We lounged by the pool and under the trees till about 2pm and then went in search for lunch. After that it was back to the pool for a little more lounging and then out to the front of the resort to book quad bikes. The only condition we had to sign for was not to take the bikes across the border to Saudi Arabia…. as if! The 6 of us then let lose, cutting up the sand dunes and showing the locals a thing or two. Well not really they are mad little buggers!! This place has little regard for safety as the quad bikes race around the dunes and have to dodge the massive 4WD sharing their turf!

We buggied out into the middle of the desert, must have been going about 60km at top speed. Had to get a good run up to make it up the side of the dunes and not get your bike stuck in the sand. After a while made the most of the 5 gears and were huning around and racing each other over the sand. KT managed to flip her quad bike and we rushed over to catch it all on camera while she posed distressed! Ended up having to leave her bike in the middle of the desert and she had to double up with Steve as we couldn’t get it to start!

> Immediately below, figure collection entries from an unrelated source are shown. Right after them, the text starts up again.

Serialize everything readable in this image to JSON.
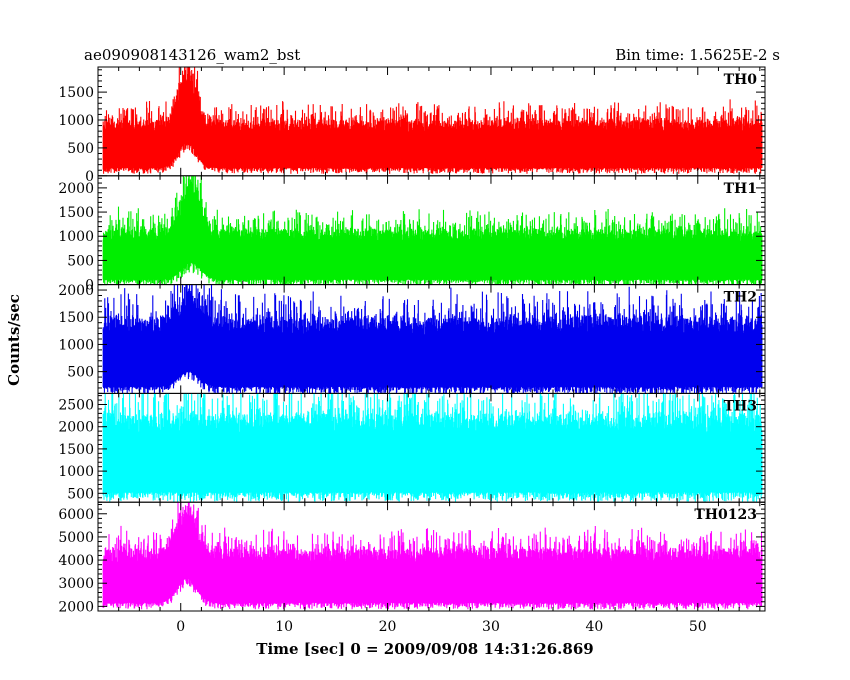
{
  "chart_data": {
    "type": "line",
    "title_left": "ae090908143126_wam2_bst",
    "title_right": "Bin time: 1.5625E-2 s",
    "xlabel": "Time [sec] 0 = 2009/09/08 14:31:26.869",
    "ylabel": "Counts/sec",
    "xlim": [
      -8,
      56.5
    ],
    "x_ticks": [
      0,
      10,
      20,
      30,
      40,
      50
    ],
    "panels": [
      {
        "name": "TH0",
        "color": "#ff0000",
        "ylim": [
          0,
          1950
        ],
        "y_ticks": [
          0,
          500,
          1000,
          1500
        ],
        "t_start": -7.5,
        "t_end": 56.2,
        "bg_low": 140,
        "bg_high": 1000,
        "burst_peak_time": 0.6,
        "burst_peak_low": 600,
        "burst_peak_high": 1950,
        "burst_width": 1.2
      },
      {
        "name": "TH1",
        "color": "#00ee00",
        "ylim": [
          0,
          2250
        ],
        "y_ticks": [
          0,
          500,
          1000,
          1500,
          2000
        ],
        "t_start": -7.5,
        "t_end": 56.2,
        "bg_low": 100,
        "bg_high": 1150,
        "burst_peak_time": 1.0,
        "burst_peak_low": 450,
        "burst_peak_high": 2250,
        "burst_width": 1.3
      },
      {
        "name": "TH2",
        "color": "#0000ee",
        "ylim": [
          100,
          2100
        ],
        "y_ticks": [
          500,
          1000,
          1500,
          2000
        ],
        "t_start": -7.5,
        "t_end": 56.2,
        "bg_low": 220,
        "bg_high": 1500,
        "burst_peak_time": 0.8,
        "burst_peak_low": 500,
        "burst_peak_high": 2000,
        "burst_width": 1.4
      },
      {
        "name": "TH3",
        "color": "#00ffff",
        "ylim": [
          300,
          2750
        ],
        "y_ticks": [
          500,
          1000,
          1500,
          2000,
          2500
        ],
        "t_start": -7.5,
        "t_end": 56.2,
        "bg_low": 520,
        "bg_high": 2300,
        "burst_peak_time": 0.8,
        "burst_peak_low": 520,
        "burst_peak_high": 2400,
        "burst_width": 1.0
      },
      {
        "name": "TH0123",
        "color": "#ff00ff",
        "ylim": [
          1800,
          6500
        ],
        "y_ticks": [
          2000,
          3000,
          4000,
          5000,
          6000
        ],
        "t_start": -7.5,
        "t_end": 56.2,
        "bg_low": 2150,
        "bg_high": 4500,
        "burst_peak_time": 0.6,
        "burst_peak_low": 3200,
        "burst_peak_high": 6500,
        "burst_width": 1.3
      }
    ]
  }
}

We left Sea Line at 7pm and drove back to Doha, hot, tied and sunburnt, nick naming our selves the white stripes thanks to the red and white bikinis we were now fashioning.

That evening we had nachos, pizza and drinks on the roof of our apartments and took all the lounge chairs outside to sit under the star (could only see one) and chat.
Saturday we were taken on a tour of 2 local mosques in Doha by Kiser from our office. He talked about the religion of Islam and gave us the opportunity to go inside a mosque and ask all our burning questions. The rest of the Saturday was pretty cursie and that brings us to the beginning of the working week once again. Next weekend we are off to Dubai for a look around, cant wait!

Monday, July 03, 2006

Pictures from Doha


This is the fruit and vegie market that we went to on our city tour. Heaps of fresh yummy produce and so cheap. I brought a big bag of vegies and fruit for about $5!!

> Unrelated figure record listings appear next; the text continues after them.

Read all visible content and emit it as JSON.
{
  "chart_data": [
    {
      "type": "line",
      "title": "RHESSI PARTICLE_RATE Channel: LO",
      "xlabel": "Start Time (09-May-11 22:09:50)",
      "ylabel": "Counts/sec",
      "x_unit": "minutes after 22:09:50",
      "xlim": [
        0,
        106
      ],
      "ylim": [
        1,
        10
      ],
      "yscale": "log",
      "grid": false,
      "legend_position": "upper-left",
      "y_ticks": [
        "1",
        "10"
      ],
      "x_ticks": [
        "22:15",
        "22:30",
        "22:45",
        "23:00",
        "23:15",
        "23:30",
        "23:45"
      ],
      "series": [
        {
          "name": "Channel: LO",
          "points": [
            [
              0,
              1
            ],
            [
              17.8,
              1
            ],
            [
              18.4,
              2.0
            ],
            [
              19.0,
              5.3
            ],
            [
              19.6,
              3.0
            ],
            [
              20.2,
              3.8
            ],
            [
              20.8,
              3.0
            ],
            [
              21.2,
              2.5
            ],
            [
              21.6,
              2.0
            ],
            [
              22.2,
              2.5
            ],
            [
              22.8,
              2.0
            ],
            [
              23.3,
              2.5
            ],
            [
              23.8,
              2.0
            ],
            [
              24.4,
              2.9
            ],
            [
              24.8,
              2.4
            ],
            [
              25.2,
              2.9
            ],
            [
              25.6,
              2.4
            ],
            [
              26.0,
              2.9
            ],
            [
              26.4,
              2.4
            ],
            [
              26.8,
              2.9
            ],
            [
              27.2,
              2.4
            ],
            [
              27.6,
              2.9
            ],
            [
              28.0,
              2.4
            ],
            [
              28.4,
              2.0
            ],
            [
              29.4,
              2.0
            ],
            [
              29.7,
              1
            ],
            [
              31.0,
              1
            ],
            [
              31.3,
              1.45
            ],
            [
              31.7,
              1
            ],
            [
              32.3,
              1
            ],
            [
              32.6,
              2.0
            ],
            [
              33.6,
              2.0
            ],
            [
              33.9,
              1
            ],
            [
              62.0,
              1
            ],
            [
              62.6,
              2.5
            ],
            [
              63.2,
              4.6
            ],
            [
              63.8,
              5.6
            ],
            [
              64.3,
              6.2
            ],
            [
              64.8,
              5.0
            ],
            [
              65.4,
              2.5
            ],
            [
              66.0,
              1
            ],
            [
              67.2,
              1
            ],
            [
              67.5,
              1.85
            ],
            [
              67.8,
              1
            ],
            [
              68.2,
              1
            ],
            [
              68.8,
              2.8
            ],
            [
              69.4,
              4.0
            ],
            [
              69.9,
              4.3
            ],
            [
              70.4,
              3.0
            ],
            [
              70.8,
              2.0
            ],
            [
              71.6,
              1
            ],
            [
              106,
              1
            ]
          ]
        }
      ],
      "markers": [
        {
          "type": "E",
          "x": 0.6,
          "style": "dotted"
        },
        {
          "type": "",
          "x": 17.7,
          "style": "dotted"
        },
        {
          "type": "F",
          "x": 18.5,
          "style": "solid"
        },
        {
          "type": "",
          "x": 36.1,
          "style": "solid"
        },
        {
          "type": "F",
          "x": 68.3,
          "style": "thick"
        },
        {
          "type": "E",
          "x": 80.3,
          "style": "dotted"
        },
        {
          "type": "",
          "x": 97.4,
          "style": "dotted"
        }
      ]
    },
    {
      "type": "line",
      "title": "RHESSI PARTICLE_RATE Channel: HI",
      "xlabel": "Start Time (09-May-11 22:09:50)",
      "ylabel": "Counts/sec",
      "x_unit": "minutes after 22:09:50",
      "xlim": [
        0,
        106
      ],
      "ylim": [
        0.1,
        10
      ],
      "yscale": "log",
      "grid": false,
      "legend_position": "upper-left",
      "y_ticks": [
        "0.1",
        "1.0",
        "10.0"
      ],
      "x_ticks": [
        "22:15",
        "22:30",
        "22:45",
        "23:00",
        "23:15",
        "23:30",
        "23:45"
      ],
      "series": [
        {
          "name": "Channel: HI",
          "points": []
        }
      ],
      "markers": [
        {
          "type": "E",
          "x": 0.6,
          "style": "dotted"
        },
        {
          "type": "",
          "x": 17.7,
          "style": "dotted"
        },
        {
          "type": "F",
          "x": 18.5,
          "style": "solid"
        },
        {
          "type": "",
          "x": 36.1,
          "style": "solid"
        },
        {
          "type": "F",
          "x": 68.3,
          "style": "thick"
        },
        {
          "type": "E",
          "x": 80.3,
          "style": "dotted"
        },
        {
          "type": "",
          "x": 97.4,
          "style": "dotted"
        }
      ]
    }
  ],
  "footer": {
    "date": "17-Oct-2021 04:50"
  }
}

Right - a local guy with Shisha below the Emir. Shisha is that big pipe on the ground, kinda like a big bong with a long hose. They lie around at a cafe or have it the table after dinner. Mostly they smoke flavored tobacco, cinnamon or apple. The picture behind him is a common site in banks, hotels, resturants, almost everywhere, he is the head of the state.

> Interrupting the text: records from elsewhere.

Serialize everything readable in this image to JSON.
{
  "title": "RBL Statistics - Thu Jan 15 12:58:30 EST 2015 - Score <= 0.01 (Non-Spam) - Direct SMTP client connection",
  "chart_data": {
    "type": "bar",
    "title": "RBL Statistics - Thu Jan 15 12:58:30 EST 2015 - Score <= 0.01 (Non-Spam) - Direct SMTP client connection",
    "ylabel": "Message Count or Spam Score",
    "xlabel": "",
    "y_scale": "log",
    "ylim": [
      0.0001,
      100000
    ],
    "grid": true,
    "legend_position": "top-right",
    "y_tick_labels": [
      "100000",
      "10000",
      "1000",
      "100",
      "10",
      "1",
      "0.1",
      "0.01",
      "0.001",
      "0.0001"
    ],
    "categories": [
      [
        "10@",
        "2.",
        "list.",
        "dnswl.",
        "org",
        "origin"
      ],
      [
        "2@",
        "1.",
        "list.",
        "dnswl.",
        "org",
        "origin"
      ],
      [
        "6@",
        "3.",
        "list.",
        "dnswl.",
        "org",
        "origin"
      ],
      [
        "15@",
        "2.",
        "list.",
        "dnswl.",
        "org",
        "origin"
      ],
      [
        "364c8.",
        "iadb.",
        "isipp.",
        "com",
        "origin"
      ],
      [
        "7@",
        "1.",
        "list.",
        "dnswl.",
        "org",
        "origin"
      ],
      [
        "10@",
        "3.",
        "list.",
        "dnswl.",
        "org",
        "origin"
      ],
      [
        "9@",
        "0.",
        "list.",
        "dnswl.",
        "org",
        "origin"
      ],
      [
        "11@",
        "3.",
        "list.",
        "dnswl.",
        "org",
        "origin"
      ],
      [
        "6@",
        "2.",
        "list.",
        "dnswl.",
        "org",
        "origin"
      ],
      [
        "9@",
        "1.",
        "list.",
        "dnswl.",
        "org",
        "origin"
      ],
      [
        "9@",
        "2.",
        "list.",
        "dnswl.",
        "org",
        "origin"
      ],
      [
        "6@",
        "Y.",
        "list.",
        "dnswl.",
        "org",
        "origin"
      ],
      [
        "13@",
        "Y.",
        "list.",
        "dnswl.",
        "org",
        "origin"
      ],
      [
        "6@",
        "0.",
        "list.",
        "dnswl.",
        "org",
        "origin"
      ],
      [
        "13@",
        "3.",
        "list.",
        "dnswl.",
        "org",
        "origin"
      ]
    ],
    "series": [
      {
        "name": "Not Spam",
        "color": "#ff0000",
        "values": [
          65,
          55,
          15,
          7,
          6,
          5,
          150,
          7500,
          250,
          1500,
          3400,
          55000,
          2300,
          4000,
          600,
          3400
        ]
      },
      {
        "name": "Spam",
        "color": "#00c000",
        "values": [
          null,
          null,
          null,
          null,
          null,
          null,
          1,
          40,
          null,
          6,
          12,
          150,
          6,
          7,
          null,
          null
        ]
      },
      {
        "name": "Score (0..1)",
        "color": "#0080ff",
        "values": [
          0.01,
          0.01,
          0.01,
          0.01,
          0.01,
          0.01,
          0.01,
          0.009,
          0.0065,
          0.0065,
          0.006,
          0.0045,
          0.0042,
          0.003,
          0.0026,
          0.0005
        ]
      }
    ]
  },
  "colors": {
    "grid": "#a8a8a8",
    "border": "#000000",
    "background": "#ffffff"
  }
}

Souq Waqif. An amazing local market selling dried fuit and nuts as well as lots of local perfume, material, cooking stuff and heaps more!! Love this place.

Sunday, July 02, 2006



A very Mexican weekend

Had a great weekend! Thursday night Bec and I went to our friends place and had some drinks then went out to Paloma’s which is a Mexican restaurant in the Intercontinental hotel that turns into a sort of night club. A little dodge though and didn’t want to look at anyone as they totally get the wrong idea!
Spent Friday doing a little recovering and went out to collect supplies for the house warming party that night, also Mexican themed. We drank tequila and Coronas and ate tacos and corn chips. Sing Star was out and featured many a talented voice, thank god (or should I say Allah) for the alcohol and therefore a slightly dulled sense of hearing. Saturday Ellen and I spent most of the afternoon lazing buy the pool and ordering cold ice tea from the comfort of our sunny lounges, tough life. Continuing with the Mexican theme, and the inability to do anything for ourselves this weekend, went back to Paloma’s for Fajitas, more corn chips and an evening of soccer on the big screen.



We went out for dinner with a whole group of people. I ordered something I can’t even pronounce let alone spell so I won’t bother, but basically I was told meat with some yogurt. Some being the operative word here. However on receipt of my meal I discovered in fact that it was yogurt with meat (little chucks).
Eating is interesting here, no need to order starters, the portions are large and there is so much food brought out complimentary it’s not funny.

The pic is of Mary and Jess eating their yogurt and meat along with all the other accompaniments. Most restaurants bring out a selection of olives, pickled vegetables, a plate with whole lettuce, tomato, cucumber, capsicum and radishes, then, large baskets of hot flat bread which they exchange for new ones before you have a chance to finish the first. It’s crazy, cheap too.